Abstract: TH-PO122
Acute Interstitial Nephritis After Treatment with the Human Anti-CD20 Antibody Ocrelizumab: First Case Report
Session Information
- AKI: Biomarkers, Drugs, Onco-Nephrology
November 07, 2019 | Location: Exhibit Hall, Walter E. Washington Convention Center
Abstract Time: 10:00 AM - 12:00 PM
Category: Acute Kidney Injury
- 102 AKI: Clinical, Outcomes, and Trials
Author
- Alhalabi, Hassan, Dallas Nephrology Associates, Irving, Texas, United States
Introduction
Acute interstitial nephritis (AIN) is an important cause of acute kidney injury and is commonly caused by drugs. Ocrelizumab, a humanized anti-CD20 antibody, was recently approved as a treatment for primary progressive and relapsing multiple sclerosis. Here we report a patient who developed severe AIN requiring hemodialysis after receiving Ocrelizumab.
Case Description
A 64-year-old female with a history of diabetes and hypertension received the first infusion of Ocrelizumab 300 mg for multiple sclerosis. One week later she presented to the emergency room complaining of fatigue and generalized weakness. Laboratory findings were significant for a creatinine of 5.5 mg/dL (was 0.9 mg/dL a few days prior). Her creatinine continued to increase to 10 mg/dL on hospital day 4 requiring initiation of hemodialysis. Urinalysis showed moderate blood, +3 protein, 21 RBC’s, 11 WBC’s. Serologic work-up included a normal C3, C4, ANA, ANCA, anti-GBM, and SPEP/UPEP. Renal ultrasound was normal. A kidney biopsy was performed which demonstrated a moderate mixed interstitial infiltrate with many eosinophils, in a background of interstitial edema. The tubules were dilated and showed significant degenerative changes in tubular epithelial cells, with intratubular calcium oxalate crystals and intratubular degenerative debris.
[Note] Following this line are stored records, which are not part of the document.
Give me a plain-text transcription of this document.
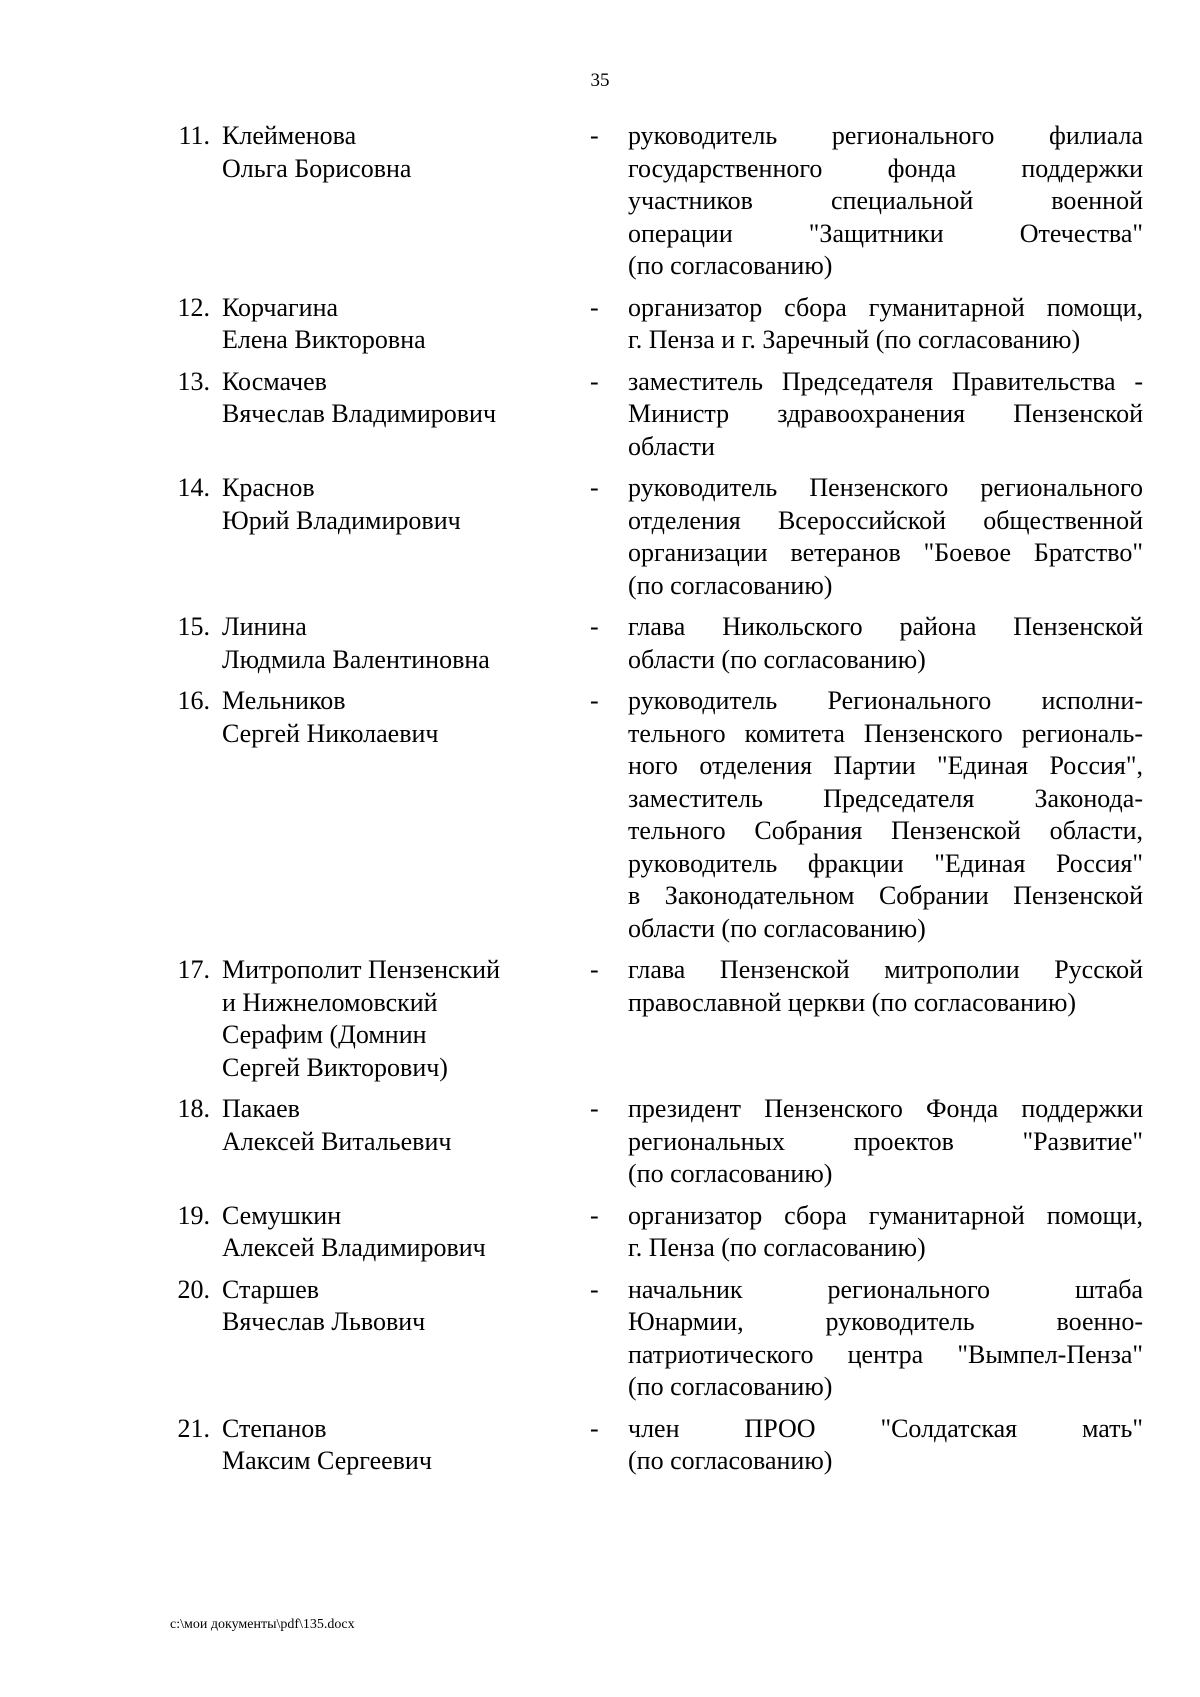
35
11. Клейменова
Ольга Борисовна
- руководитель регионального филиала
государственного фонда поддержки
участников специальной военной
операции "Защитники Отечества"
(по согласованию)
12. Корчагина
Елена Викторовна
- организатор сбора гуманитарной помощи,
г. Пенза и г. Заречный (по согласованию)
13. Космачев
Вячеслав Владимирович
- заместитель Председателя Правительства -
Министр здравоохранения Пензенской
области
14. Краснов
Юрий Владимирович
- руководитель Пензенского регионального
отделения Всероссийской общественной
организации ветеранов "Боевое Братство"
(по согласованию)
15. Линина
Людмила Валентиновна
- глава Никольского района Пензенской
области (по согласованию)
16. Мельников
Сергей Николаевич
- руководитель Регионального исполни-
тельного комитета Пензенского региональ-
ного отделения Партии "Единая Россия",
заместитель Председателя Законода-
тельного Собрания Пензенской области,
руководитель фракции "Единая Россия"
в Законодательном Собрании Пензенской
области (по согласованию)
17. Митрополит Пензенский
и Нижнеломовский
Серафим (Домнин
Сергей Викторович)
- глава Пензенской митрополии Русской
православной церкви (по согласованию)
18. Пакаев
Алексей Витальевич
- президент Пензенского Фонда поддержки
региональных проектов "Развитие"
(по согласованию)
19. Семушкин
Алексей Владимирович
- организатор сбора гуманитарной помощи,
г. Пенза (по согласованию)
20. Старшев
Вячеслав Львович
- начальник регионального штаба
Юнармии, руководитель военно-
патриотического центра "Вымпел-Пенза"
(по согласованию)
21. Степанов
Максим Сергеевич
- член ПРОО "Солдатская мать"
(по согласованию)
c:\мои документы\pdf\135.docx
No viral inclusions were seen and there was minimal to mild interstitial fibrosis. The patient was started on oral prednisone 60 mg daily with a subsequent slow taper. Renal function significantly improved with the creatinine trending down to 2.4 mg/dL two weeks later on clinic follow-up.
Discussion
Ocrelizumab, a humanized anti-CD20 monoclonal antibody, was recently approved for the treatment of primary progressive and relapsing multiple sclerosis. To our knowledge, this is the first report of severe AIN associated with an anti-CD20 antibody. In this case, the patient responded well to treatment with high dose steroids. Our report highlights the need to monitor patients closely for potential renal toxicities that may be associated with such medications.